The present study has some limitations. Firstly, the used TAE goal is probably outdated and not in line with the current state of the art for existing D-Dimer methods and in accordance with improvements in the field. However, more recent data on biological variation in the haemostasis field is still lacking (1). Secondly, we are not aware if any of the observed discrepancies between the compared methods is due to analytical interferences, such as RF or heterophilic antibodies (28). Finally, a more profound assessment of the cut-off on a population aged over 50 years should be performed to verify the recommended age-adjusted cut-off approach (29). Hereby we only verified the applicability of the proposed cut-off concentration of 0.5 mg/L FEU to our population using a small number of qualified reference individuals. This threshold is universally accepted for the exclusion of VTE and PE, based on previous extensive clinical validation studies in large cohorts of patients with suspected VTE and PE where imaging techniques were used for diagnosis confirmation (11, 18).
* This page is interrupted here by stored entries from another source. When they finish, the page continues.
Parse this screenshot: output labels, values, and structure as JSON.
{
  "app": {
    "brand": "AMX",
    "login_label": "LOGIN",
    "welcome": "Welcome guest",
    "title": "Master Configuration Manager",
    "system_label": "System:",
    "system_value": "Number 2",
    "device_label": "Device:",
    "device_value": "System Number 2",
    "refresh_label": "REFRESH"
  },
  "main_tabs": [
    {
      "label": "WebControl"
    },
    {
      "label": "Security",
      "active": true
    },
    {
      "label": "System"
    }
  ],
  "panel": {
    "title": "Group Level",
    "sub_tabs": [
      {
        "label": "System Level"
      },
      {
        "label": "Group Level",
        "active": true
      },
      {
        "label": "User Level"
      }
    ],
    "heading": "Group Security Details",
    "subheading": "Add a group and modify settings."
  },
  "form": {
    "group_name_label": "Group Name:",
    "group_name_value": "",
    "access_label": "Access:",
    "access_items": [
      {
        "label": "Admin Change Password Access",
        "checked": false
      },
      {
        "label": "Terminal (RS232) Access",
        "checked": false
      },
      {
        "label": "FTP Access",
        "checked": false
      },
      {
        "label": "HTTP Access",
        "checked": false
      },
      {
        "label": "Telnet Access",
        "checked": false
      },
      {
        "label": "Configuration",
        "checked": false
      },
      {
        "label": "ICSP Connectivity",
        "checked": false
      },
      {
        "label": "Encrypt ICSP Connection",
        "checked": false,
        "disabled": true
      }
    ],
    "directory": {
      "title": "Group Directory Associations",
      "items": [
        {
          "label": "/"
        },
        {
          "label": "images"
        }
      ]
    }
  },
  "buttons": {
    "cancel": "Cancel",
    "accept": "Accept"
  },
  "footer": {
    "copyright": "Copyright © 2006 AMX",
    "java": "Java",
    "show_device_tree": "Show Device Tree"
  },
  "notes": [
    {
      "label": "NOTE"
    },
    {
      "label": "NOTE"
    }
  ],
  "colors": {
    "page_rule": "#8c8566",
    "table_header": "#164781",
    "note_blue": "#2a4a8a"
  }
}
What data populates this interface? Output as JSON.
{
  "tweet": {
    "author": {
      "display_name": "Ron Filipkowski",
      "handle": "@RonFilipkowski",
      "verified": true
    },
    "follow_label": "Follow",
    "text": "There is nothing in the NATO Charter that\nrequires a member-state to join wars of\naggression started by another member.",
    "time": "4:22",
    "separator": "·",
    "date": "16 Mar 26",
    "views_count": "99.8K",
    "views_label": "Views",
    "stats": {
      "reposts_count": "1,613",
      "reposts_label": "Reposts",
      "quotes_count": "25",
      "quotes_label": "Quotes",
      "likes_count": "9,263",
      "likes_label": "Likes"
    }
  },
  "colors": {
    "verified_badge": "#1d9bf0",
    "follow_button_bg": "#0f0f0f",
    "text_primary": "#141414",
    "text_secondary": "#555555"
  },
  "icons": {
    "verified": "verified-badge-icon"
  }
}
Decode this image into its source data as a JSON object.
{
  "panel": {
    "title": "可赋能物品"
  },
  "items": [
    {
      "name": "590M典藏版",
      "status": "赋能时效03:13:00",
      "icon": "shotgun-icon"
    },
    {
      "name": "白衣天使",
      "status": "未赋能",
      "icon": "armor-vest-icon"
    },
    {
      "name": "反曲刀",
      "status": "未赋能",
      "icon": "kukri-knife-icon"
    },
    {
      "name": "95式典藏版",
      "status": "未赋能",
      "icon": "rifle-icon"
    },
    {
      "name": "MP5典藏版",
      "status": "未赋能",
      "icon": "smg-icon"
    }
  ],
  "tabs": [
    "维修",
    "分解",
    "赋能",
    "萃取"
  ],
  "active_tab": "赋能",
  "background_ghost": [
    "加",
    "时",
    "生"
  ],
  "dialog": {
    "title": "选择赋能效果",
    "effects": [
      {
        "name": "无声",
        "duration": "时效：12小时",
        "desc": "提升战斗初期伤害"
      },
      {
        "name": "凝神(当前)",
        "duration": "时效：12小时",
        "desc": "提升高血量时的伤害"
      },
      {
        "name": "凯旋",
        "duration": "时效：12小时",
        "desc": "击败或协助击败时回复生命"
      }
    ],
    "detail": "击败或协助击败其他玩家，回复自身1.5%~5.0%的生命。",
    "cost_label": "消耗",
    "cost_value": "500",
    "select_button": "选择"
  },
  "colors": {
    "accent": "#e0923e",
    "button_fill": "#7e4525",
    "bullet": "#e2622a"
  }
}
In conclusion, the results of our study prove the analytical validity of the LPIAs INNOVANCE D-dimer and HemosIL D-dimer HS500, their almost equal discriminatory characteristics, and suggest that they might serve as a valid alternative to the ELFA method. Furthermore, full automation, the possibility of D-dimer analysis on the coagulation analysers simultaneously with other coagulation tests, and shorter turnaround time makes them attractive for use in daily laboratory practice. However, the occasional differences observed once again address the well-known differences between immunoassays, which are for D-dimers additionally complicated by their structure complexity, and highlight the need for further efforts to provide standardization of different D-dimer assays.